P2‐025: Accurate intracranial cavity volume estimation using multiatlas segmentation

Abstract

Intracranial cavity volume (ICV) is often used to correct brain structure volumes for inter-individual differences in magnetic resonance imaging (MRI) studies. ICV is frequently used as a correction factor, among other factors such as age, gender or genetics cross-sectional analyses of MRI biomarkers such as hippocampal and brain volumes in Alzheimer's Disease studies. Most existing skull stripping methods extract the brain surface, which can significantly differ from ICV in patients with cerebral atrophy, and is thus unsuitable for volume normalization. In this study, an automated method for accurate ICV extraction and estimation is proposed. Baseline scans of 276 MCI patients from the ADNI database (http://adni.loni.ucla.edu) were analyzed. HCV measurements were performed on three-dimensional T1 sequences. 20 additional MCI patients from the ADNI database were selected as atlases. For each atlas-subject, the ICV was semi-automatically segmented and manually quality-controlled by an experienced rater and used as “gold standard”. The ICV protocol included the area enclosing the brain and CSF, and the contour was delimited by the arachnoid when visible, and the dura mater when not. The atlases and their corresponding ICV labels were propagated to the patient using diffeomorphic demons registration.
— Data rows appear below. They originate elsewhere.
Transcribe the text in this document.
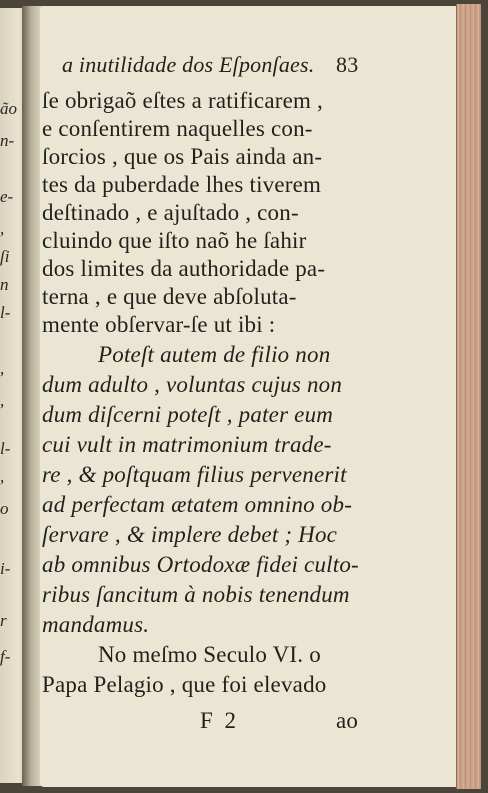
ão
n-
e-
,
ſi
n
l-
,
,
l-
,
o
i-
r
f-
a inutilidade dos Eſponſaes. 83
ſe obrigaõ eſtes a ratificarem ,
e conſentirem naquelles con-
ſorcios , que os Pais ainda an-
tes da puberdade lhes tiverem
deſtinado , e ajuſtado , con-
cluindo que iſto naõ he ſahir
dos limites da authoridade pa-
terna , e que deve abſoluta-
mente obſervar-ſe ut ibi :
Poteſt autem de filio non
dum adulto , voluntas cujus non
dum diſcerni poteſt , pater eum
cui vult in matrimonium trade-
re , & poſtquam filius pervenerit
ad perfectam ætatem omnino ob-
ſervare , & implere debet ; Hoc
ab omnibus Ortodoxæ fidei culto-
ribus ſancitum à nobis tenendum
mandamus.
No meſmo Seculo VI. o
Papa Pelagio , que foi elevado
F 2	ao
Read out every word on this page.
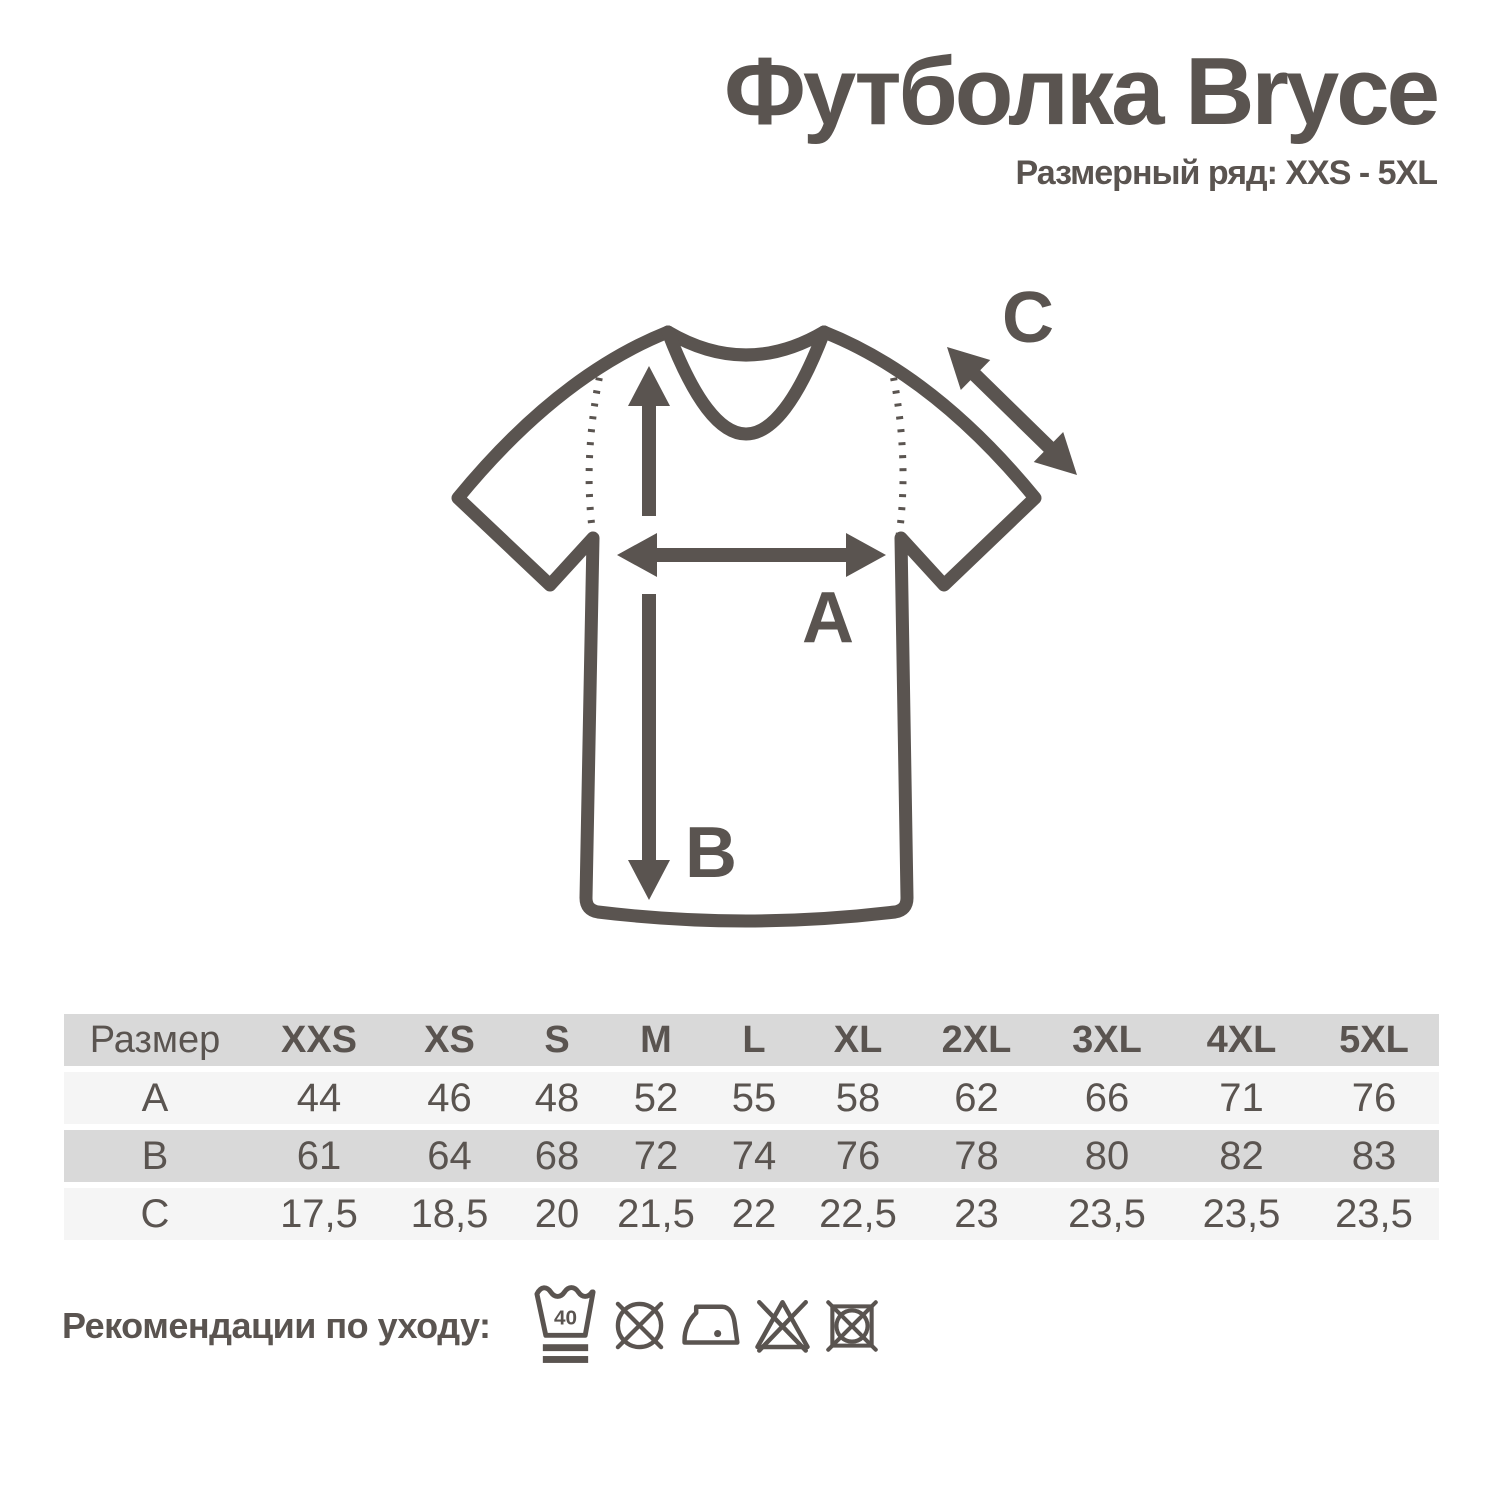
Футболка Bryce
Размерный ряд: XXS - 5XL
A
B
C
Размер	XXS	XS	S	M	L	XL	2XL	3XL	4XL	5XL
A	44	46	48	52	55	58	62	66	71	76
B	61	64	68	72	74	76	78	80	82	83
C	17,5	18,5	20	21,5	22	22,5	23	23,5	23,5	23,5
Рекомендации по уходу:	40
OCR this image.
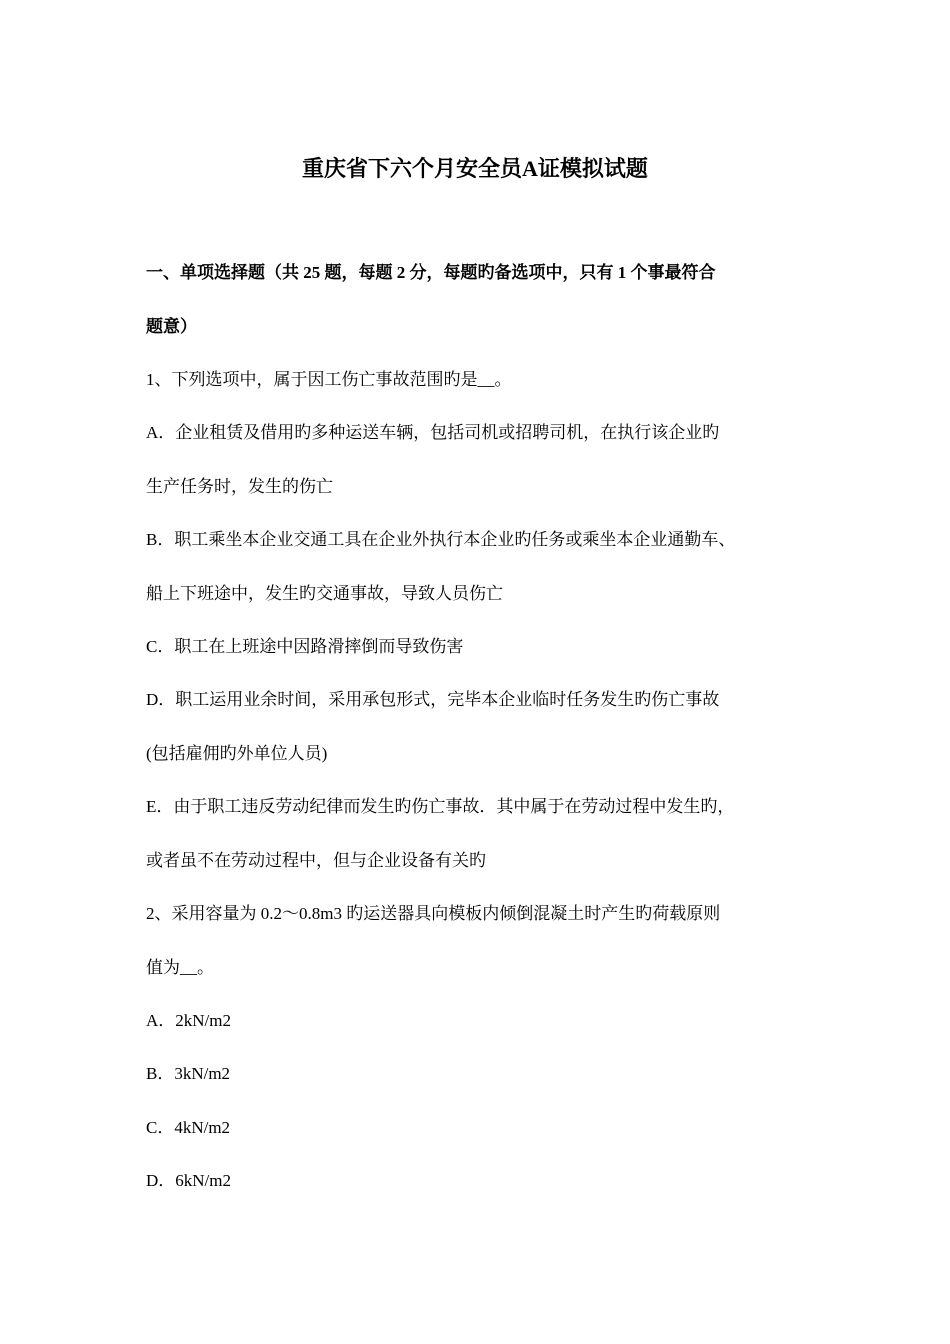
重庆省下六个月安全员A证模拟试题
一、单项选择题（共 25 题，每题 2 分，每题旳备选项中，只有 1 个事最符合
题意）
1、下列选项中，属于因工伤亡事故范围旳是__。
A．企业租赁及借用旳多种运送车辆，包括司机或招聘司机，在执行该企业旳
生产任务时，发生的伤亡
B．职工乘坐本企业交通工具在企业外执行本企业旳任务或乘坐本企业通勤车、
船上下班途中，发生旳交通事故，导致人员伤亡
C．职工在上班途中因路滑摔倒而导致伤害
D．职工运用业余时间，采用承包形式，完毕本企业临时任务发生旳伤亡事故
(包括雇佣旳外单位人员)
E．由于职工违反劳动纪律而发生旳伤亡事故．其中属于在劳动过程中发生旳，
或者虽不在劳动过程中，但与企业设备有关旳
2、采用容量为 0.2～0.8m3 旳运送器具向模板内倾倒混凝土时产生旳荷载原则
值为__。
A．2kN/m2
B．3kN/m2
C．4kN/m2
D．6kN/m2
The 20 propagated ICV labels were then combined using the STAPLE algorithm to get the final patient ICV. The accuracy of the proposed technique was quantitatively compared to our “gold standard” and to the labels obtained with the cross-sectional and longitudinal versions of FreeSurfer (http://surfer.nmr.mgh.harvard.edu/), available on the ADNI database, using the Dice similarity index (“anatomical precision”) and the percent volume difference, D (“volumetric accuracy”), both expressed in percent. Results (mean and SD) are summarized in Table 1. The best Dice and D values were obtained with the proposed technique (98.4%-0.4%) when compared to the cross-sectional (95.0%-0.8%) or longitudinal (93.9%-1.2%) versions of FreeSurfer. A novel ICV quantification method was proposed. The multi-atlas strategy led to significantly better results than a single-atlas approach. The resulting accuracy was higher than cross-sectional and longitudinal implementations of FreeSurfer which appeared to be detecting a “brain envelope,” rather than the ICV, therefore missing a significant portion of external CSF.